In times of great financial uncertainty, it is important to make sure you are not making any common investment errors. This is as true for novices with a couple thousand in a Robinhood account as it is for more seasoned investors.
Here are five common mistakes everyone should avoid in light of today’s headlines - Russia's invasion of Ukraine, skyrocketing inflation, and higher stock market volatility.
1. Chase Gains and Risk Your Nest Egg. You should emphasize principal protection over short-term gains. This is not the time to be making bets on meme stocks. If you have a choice between a boring but stable investment in, say, a well-rated dividend stock fund, or a Robinhood bet on the next potential moonshot tech IPO, the former is the wiser choice. There will be other moonshot IPOs when the markets settle down.

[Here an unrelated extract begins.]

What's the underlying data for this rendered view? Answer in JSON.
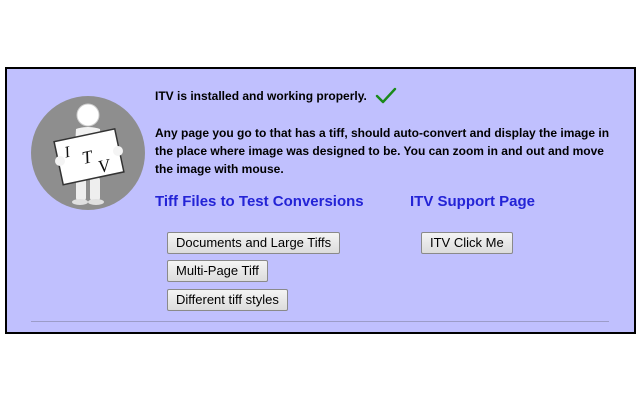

2. Go it Alone. Holding only a few cheap index ETFs seems sensible when the markets were climbing every year. But now it makes sense to add some actively managed funds to diversify your holdings. Yes, you have to pay more for mutual funds, but there’s an upside in turbulent times. Professional managers can diversify more widely and act faster than you can, and it is their job to keep on top of the market. Value funds, which target undervalued stocks, get a boost in volatile markets, so consider them. Look to fund ratings by Morningstar or Lipper to find best-in-class investments.
3. Make Decisions Based on the War. It's a mistake to plow into defense stocks like U.S. giant Raytheon or Britain's BAE Systems. Some of these might indeed get a boost from the war. However, it’s usually more complicated. Boeing is the third-largest defense contractor in the world. But its commercial business just took a hit due to sanctions against selling or leasing planes to Russia. Also, don't drop any of the 300-plus (as of mid-March) companies that have voluntarily pulled out of Russia, unless their business was very reliant on it. There are only a few of these, like BP, which will lose $25 billion by cutting its business ties in Russia. But for Apple, McDonalds, Starbucks, Amazon, and a host of others, Russia generated only a smidgen of revenues. War-related changes in earnings for most companies will be minor and short-lived.
4. Listen to the “Gold Bugs”. This is a time of uncertainty, not an apocalypse, despite what gold boosters say. Stocks outperform gold by three-to-one over long periods, because they generate earnings, which gold does not. It might make sense to diversify your holdings with an ETF of gold mining stocks, since these companies do have earnings. But limit it to 5-10% of your portfolio.
5. Jump into the Next Big Thing. We’re looking at you, crypto. Cryptocurrency use by Russian entities to evade the sanctions could precipitate a regulatory crackdown. If all the nations in the sanction bloc were to restrict crypto trading or demand more transparency, it could drive cryptocurrency prices down.
The most important thing to remember is: Don’t Panic! During the Cold War, President Dwight Eisenhower used to quote the White Rabbit from Alice in Wonderland, telling his staff, "Don't just do something, stand there!" He didn't want crises to spur his staff to react without thinking. That's a good rule for investors, too.